Martin Daegling said...

Since I am rather familiar with the software package of one of the major COTS MES supplier, I fully agree with your statements. The Life Science world is so diverse that even the manufacturing operations for the same product family might vary within the same company. Well then, let's customise... Hold on for a minute. You may also ask: why in the world are the manufacturing operations not the same? I think it is often because potential MES customers have not made their homework before they introduce a MES on a global scale. A MES will not make a bad process better. So if the customer has not gone through initiatives like Lean or harmonising BPR, a COTS MES will probably have a more negative effect. As you said, it provides OOTB solution approaches, but they will definitely not be enough for "unprepared" pharma companies. These solution approaches may on the hand help as part of these initiatives. To some degree these solution approaches represent "best practice" solutions since some of the COTS MES supplier have been around for many years and have built up a sound customer base of global Life Science companies. So the first exercise for a pharma company should be to look inside before they look out for software solutions. Nevertheless I do agree that a COTS MES will never fulfill all the requirements 100% with OOTB functionality. If the customer does not want to compromise it often means customization, which costs. But here I would take a closer look at the COTS MES solution itself. Depending on the design concept you might have a possibility to solve at least some of the issues by a changed configuration. Almost every software comes with some default settings. If you want to change something you open the "Options" menu, set a or take away a few functionality flags, and the software works your way now. Some COTS MES migth have this capabilities built in or may open for it due to their software architecture (e.g.SOA). If configuration is not possible and the only option is customisation I would try to answer the following question: Is the software architecture truly modular so minor software changes change only a small number of modules?
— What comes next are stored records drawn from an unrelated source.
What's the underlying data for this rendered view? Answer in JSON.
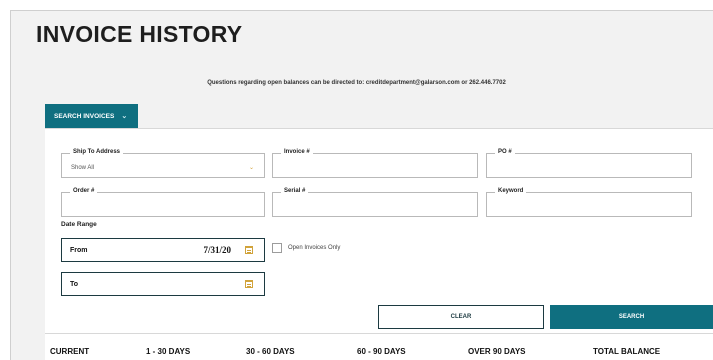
{
  "page": {
    "title": "INVOICE HISTORY",
    "contact_note": "Questions regarding open balances can be directed to: creditdepartment@galarson.com or 262.446.7702"
  },
  "search_tab": {
    "label": "SEARCH INVOICES",
    "icon": "chevron-down-icon"
  },
  "filters": {
    "ship_to": {
      "label": "Ship To Address",
      "value": "Show All"
    },
    "invoice_no": {
      "label": "Invoice #",
      "value": ""
    },
    "po_no": {
      "label": "PO #",
      "value": ""
    },
    "order_no": {
      "label": "Order #",
      "value": ""
    },
    "serial_no": {
      "label": "Serial #",
      "value": ""
    },
    "keyword": {
      "label": "Keyword",
      "value": ""
    }
  },
  "date_range": {
    "label": "Date Range",
    "from_label": "From",
    "from_value": "7/31/20",
    "to_label": "To",
    "to_value": ""
  },
  "open_invoices_only": {
    "label": "Open Invoices Only",
    "checked": false
  },
  "buttons": {
    "clear": "CLEAR",
    "search": "SEARCH"
  },
  "aging_columns": [
    "CURRENT",
    "1 - 30 DAYS",
    "30 - 60 DAYS",
    "60 - 90 DAYS",
    "OVER 90 DAYS",
    "TOTAL BALANCE"
  ],
  "colors": {
    "accent": "#0f6f80",
    "icon_gold": "#d1a33b",
    "dark_border": "#1c3a41",
    "page_bg": "#f2f2f2"
  }
}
Or do we have a more monolithic structure where even a small change requires a lot of engineering hours and money? Here I see room for improvement for some of the COTS MES supplier, but a lot of these software packages will be revamped within the next couple of years, so things might change fot the better.

Rich Santoriello said...

I to am familiar with a software package of 1 of the major COTS MES suppliers and of course I also agree with Martin. However, I want to share my experiences with MES a bit... after being involved in 5 COTS MES implementations and 2 custom built and internally maintained MES implementations I will say this... The 2 custom built and maintained solutions gave us 100% of the functionality requested and we did it a lot cheaper than purchasing a major COTS MES. In 1 case we did it for approximately 450k cheaper and the other to date is even higher. BTW, that savings only includes the first year of software maintenance cost. The savings will be even higher if I include the cost of software maintenance over the life of the MES. Just my experience...

glanger said...

Thanks everybody from some great comments. I will follow up with some more posts and discussion on this topic.

Some food for thought. Martin the fundamental of manufacturing require constant change, hence regardless of how close to best practice you get your system it will always differ and change.

Rich there are a few more things to consider in custom vs COTS. I believe that you have to consider other not monetary aspects and also the total cost of ownership.